Lorsque Kofi Annan parle de la situation au Rwanda et de l'intervention éventuelle de l'OUA si elle avait eu une armée, l'aurions-nous empêché, etc., nous avons été confrontés à toutes ces questions. Nous nous y sommes attaqués et maintenant cela fait partie de l'histoire, mais je crois que le rôle du comité consiste en partie à envisager l'avenir et à voir comment le Canada peut contribuer de façon positive à une solution en Serbie; les observations faites aujourd'hui sont certainement utiles à cet égard.
Merci donc beaucoup à vous tous; la discussion a été très fructueuse.

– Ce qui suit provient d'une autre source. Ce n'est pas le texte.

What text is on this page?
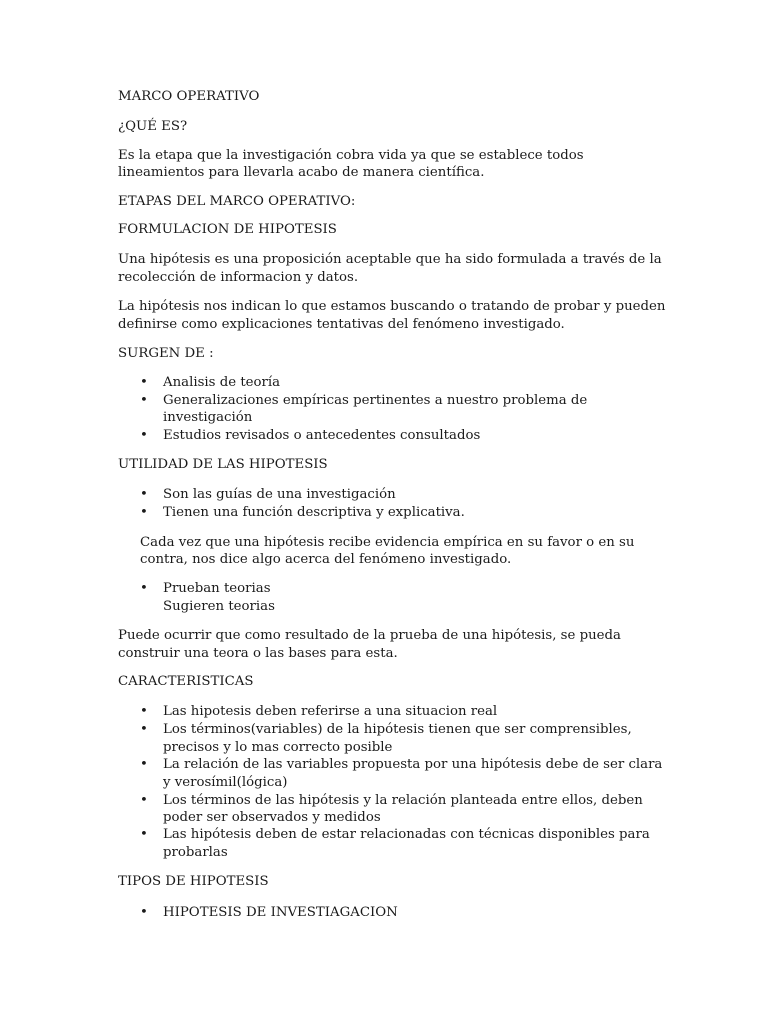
MARCO OPERATIVO
¿QUÉ ES?
Es la etapa que la investigación cobra vida ya que se establece todos
lineamientos para llevarla acabo de manera científica.
ETAPAS DEL MARCO OPERATIVO:
FORMULACION DE HIPOTESIS
Una hipótesis es una proposición aceptable que ha sido formulada a través de la
recolección de informacion y datos.
La hipótesis nos indican lo que estamos buscando o tratando de probar y pueden
definirse como explicaciones tentativas del fenómeno investigado.
SURGEN DE :
• Analisis de teoría
• Generalizaciones empíricas pertinentes a nuestro problema de
investigación
• Estudios revisados o antecedentes consultados
UTILIDAD DE LAS HIPOTESIS
• Son las guías de una investigación
• Tienen una función descriptiva y explicativa.
Cada vez que una hipótesis recibe evidencia empírica en su favor o en su
contra, nos dice algo acerca del fenómeno investigado.
• Prueban teorias
Sugieren teorias
Puede ocurrir que como resultado de la prueba de una hipótesis, se pueda
construir una teora o las bases para esta.
CARACTERISTICAS
• Las hipotesis deben referirse a una situacion real
• Los términos(variables) de la hipótesis tienen que ser comprensibles,
precisos y lo mas correcto posible
• La relación de las variables propuesta por una hipótesis debe de ser clara
y verosímil(lógica)
• Los términos de las hipótesis y la relación planteada entre ellos, deben
poder ser observados y medidos
• Las hipótesis deben de estar relacionadas con técnicas disponibles para
probarlas
TIPOS DE HIPOTESIS
• HIPOTESIS DE INVESTIAGACION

Nous allons maintenant demander à M. Girard, notre actuel ambassadeur du Canada auprès de la République fédérale de Yougoslavie, de prendre la parole.

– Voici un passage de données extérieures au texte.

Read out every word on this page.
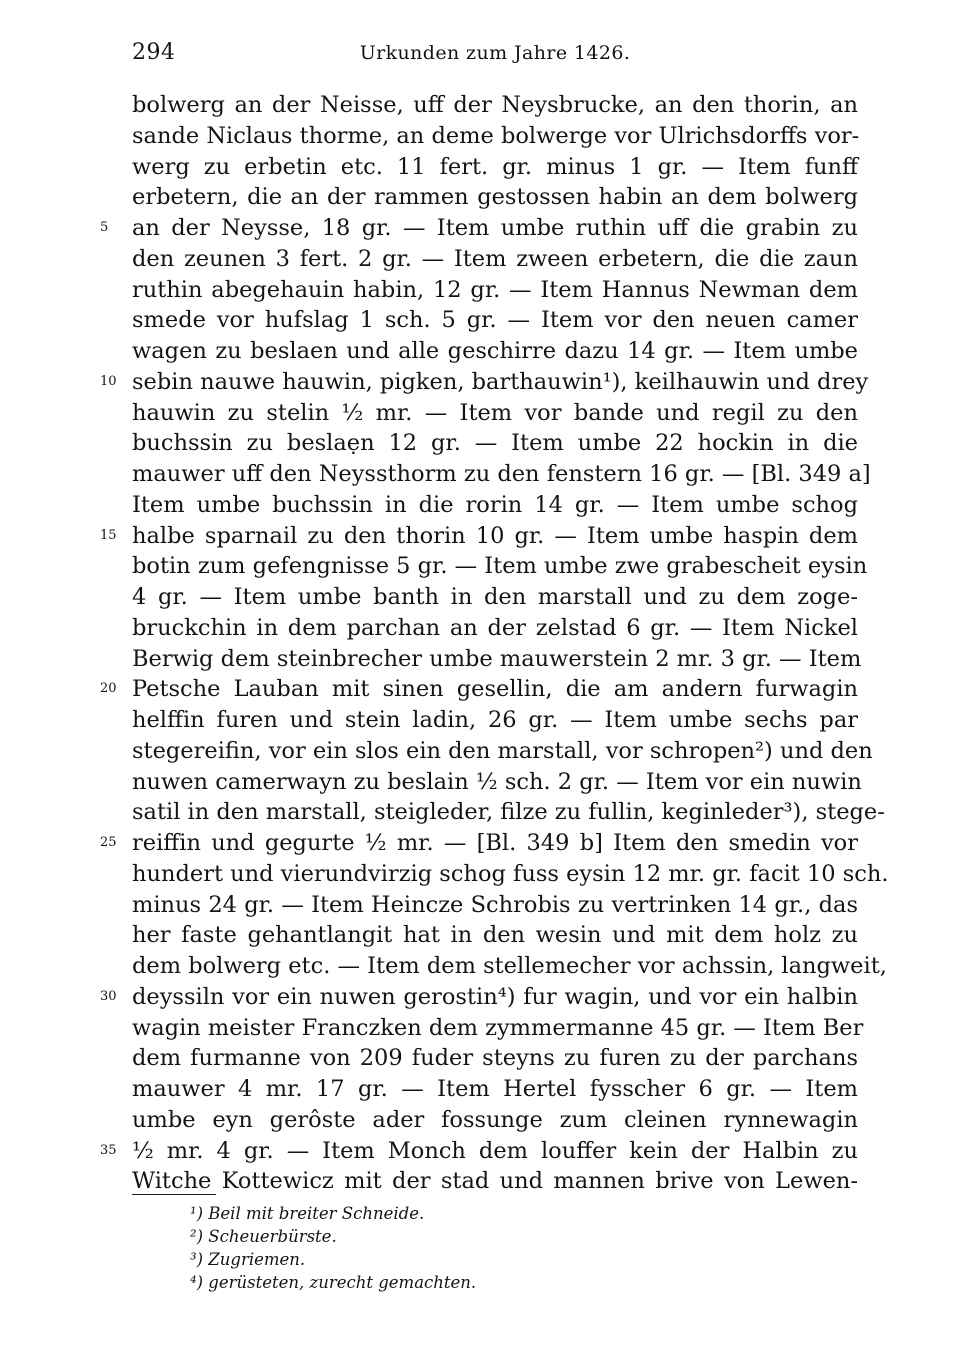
294	Urkunden zum Jahre 1426.
bolwerg an der Neisse, uff der Neysbrucke, an den thorin, an
sande Niclaus thorme, an deme bolwerge vor Ulrichsdorffs vor-
werg zu erbetin etc. 11 fert. gr. minus 1 gr. — Item funff
erbetern, die an der rammen gestossen habin an dem bolwerg
5	an der Neysse, 18 gr. — Item umbe ruthin uff die grabin zu
den zeunen 3 fert. 2 gr. — Item zween erbetern, die die zaun
ruthin abegehauin habin, 12 gr. — Item Hannus Newman dem
smede vor hufslag 1 sch. 5 gr. — Item vor den neuen camer
wagen zu beslaen und alle geschirre dazu 14 gr. — Item umbe
10 sebin nauwe hauwin, pigken, barthauwin¹), keilhauwin und drey
hauwin zu stelin ½ mr. — Item vor bande und regil zu den
buchssin zu beslaẹn 12 gr. — Item umbe 22 hockin in die
mauwer uff den Neyssthorm zu den fenstern 16 gr. — [Bl. 349 a]
Item umbe buchssin in die rorin 14 gr. — Item umbe schog
15 halbe sparnail zu den thorin 10 gr. — Item umbe haspin dem
botin zum gefengnisse 5 gr. — Item umbe zwe grabescheit eysin
4 gr. — Item umbe banth in den marstall und zu dem zoge-
bruckchin in dem parchan an der zelstad 6 gr. — Item Nickel
Berwig dem steinbrecher umbe mauwerstein 2 mr. 3 gr. — Item
20 Petsche Lauban mit sinen gesellin, die am andern furwagin
helffin furen und stein ladin, 26 gr. — Item umbe sechs par
stegereifin, vor ein slos ein den marstall, vor schropen²) und den
nuwen camerwayn zu beslain ½ sch. 2 gr. — Item vor ein nuwin
satil in den marstall, steigleder, filze zu fullin, keginleder³), stege-
25 reiffin und gegurte ½ mr. — [Bl. 349 b] Item den smedin vor
hundert und vierundvirzig schog fuss eysin 12 mr. gr. facit 10 sch.
minus 24 gr. — Item Heincze Schrobis zu vertrinken 14 gr., das
her faste gehantlangit hat in den wesin und mit dem holz zu
dem bolwerg etc. — Item dem stellemecher vor achssin, langweit,
30 deyssiln vor ein nuwen gerostin⁴) fur wagin, und vor ein halbin
wagin meister Franczken dem zymmermanne 45 gr. — Item Ber
dem furmanne von 209 fuder steyns zu furen zu der parchans
mauwer 4 mr. 17 gr. — Item Hertel fysscher 6 gr. — Item
umbe eyn gerôste ader fossunge zum cleinen rynnewagin
35 ½ mr. 4 gr. — Item Monch dem louffer kein der Halbin zu
Witche Kottewicz mit der stad und mannen brive von Lewen-
¹) Beil mit breiter Schneide.
²) Scheuerbürste.
³) Zugriemen.
⁴) gerüsteten, zurecht gemachten.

Ne partez pas, car nous devons vraiment quitter la salle d'ici 25 minutes. Je vais demander à l'ambassadeur Girard d'être bref et de ne pas être terrifié par ce qui a été dit au sujet de CNN ni penser que son intervention ne servira à rien.
• 1135
Monsieur l'ambassadeur, je suis désolé de vous demander de commencer
dans des circonstances peu favorables, mais vous êtes un ambassadeur
d'expérience et je sais que vous savez très bien parler.

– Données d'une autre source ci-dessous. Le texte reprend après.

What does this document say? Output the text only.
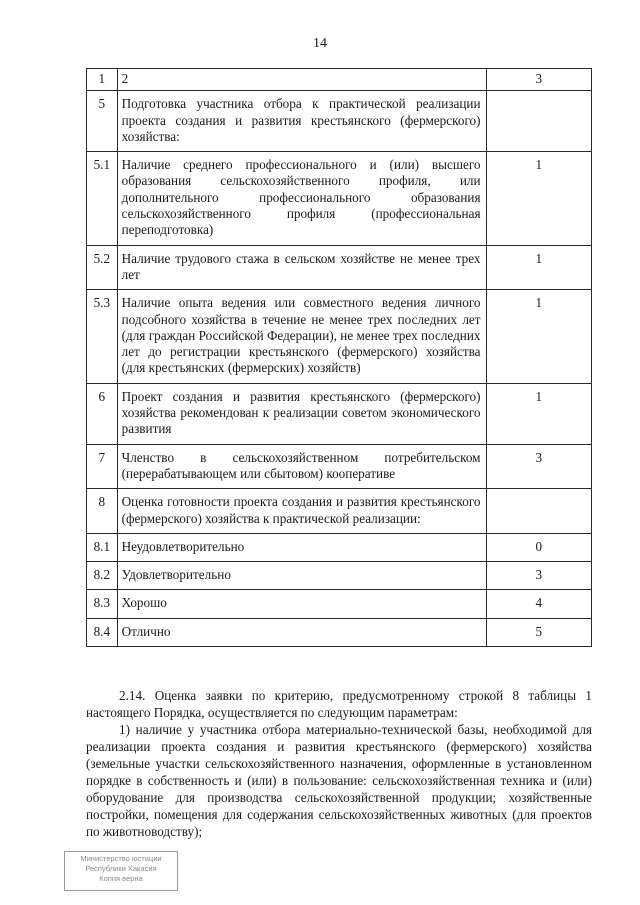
14
1	2	3
5	Подготовка участника отбора к практической реализации проекта создания и развития крестьянского (фермерского) хозяйства:	
5.1	Наличие среднего профессионального и (или) высшего образования сельскохозяйственного профиля, или дополнительного профессионального образования сельскохозяйственного профиля (профессиональная переподготовка)	1
5.2	Наличие трудового стажа в сельском хозяйстве не менее трех лет	1
5.3	Наличие опыта ведения или совместного ведения личного подсобного хозяйства в течение не менее трех последних лет (для граждан Российской Федерации), не менее трех последних лет до регистрации крестьянского (фермерского) хозяйства (для крестьянских (фермерских) хозяйств)	1
6	Проект создания и развития крестьянского (фермерского) хозяйства рекомендован к реализации советом экономического развития	1
7	Членство в сельскохозяйственном потребительском (перерабатывающем или сбытовом) кооперативе	3
8	Оценка готовности проекта создания и развития крестьянского (фермерского) хозяйства к практической реализации:	
8.1	Неудовлетворительно	0
8.2	Удовлетворительно	3
8.3	Хорошо	4
8.4	Отлично	5

2.14. Оценка заявки по критерию, предусмотренному строкой 8 таблицы 1 настоящего Порядка, осуществляется по следующим параметрам:

1) наличие у участника отбора материально-технической базы, необходимой для реализации проекта создания и развития крестьянского (фермерского) хозяйства (земельные участки сельскохозяйственного назначения, оформленные в установленном порядке в собственность и (или) в пользование: сельскохозяйственная техника и (или) оборудование для производства сельскохозяйственной продукции; хозяйственные постройки, помещения для содержания сельскохозяйственных животных (для проектов по животноводству);

Министерство юстиции
Республики Хакасия
Копия верна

M. Raphael Girard (ambassadeur du Canada auprès de la République fédérale de Yougoslavie, ministère des Affaires étrangères et du Commerce international): Merci beaucoup.
Vous avez le texte de ma déclaration en français et en anglais.
Le président: L'ambassadeur Girard donne son témoignage. Si vous avez une conversation, sortez de la salle. Merci.
M. Ted McWhinney: Pourquoi ne commencez-vous pas, monsieur le président?
Le président: Nous avons commencé, c'est ce que nous essayons de faire.
M. Ted McWhinney: Demandez à l'ambassadeur de prendre la parole.
Le président: Il a commencé, mais il y avait tant de bruit, monsieur McWhinney, à cause de toutes les conversations, que je lui ai demandé de s'arrêter.
Allez-y, s'il vous plaît.
[Français]
M. Raphael Girard: Avec votre permission, je ferai mes commentaires en anglais pour simplifier le travail des traducteurs. Je serai tout disposé à répondre à vos questions dans la langue de votre choix par la suite.
[Traduction]
J'ai été nommé ambassadeur du Canada auprès de la République fédérale de Yougoslavie en juillet 1997 et j'ai résidé à Belgrade jusqu'à la fermeture temporaire de mon ambassade, soit jusqu'au 24 mars 1999. Je n'y suis pas retourné depuis, bien qu'étant resté ambassadeur du Canada.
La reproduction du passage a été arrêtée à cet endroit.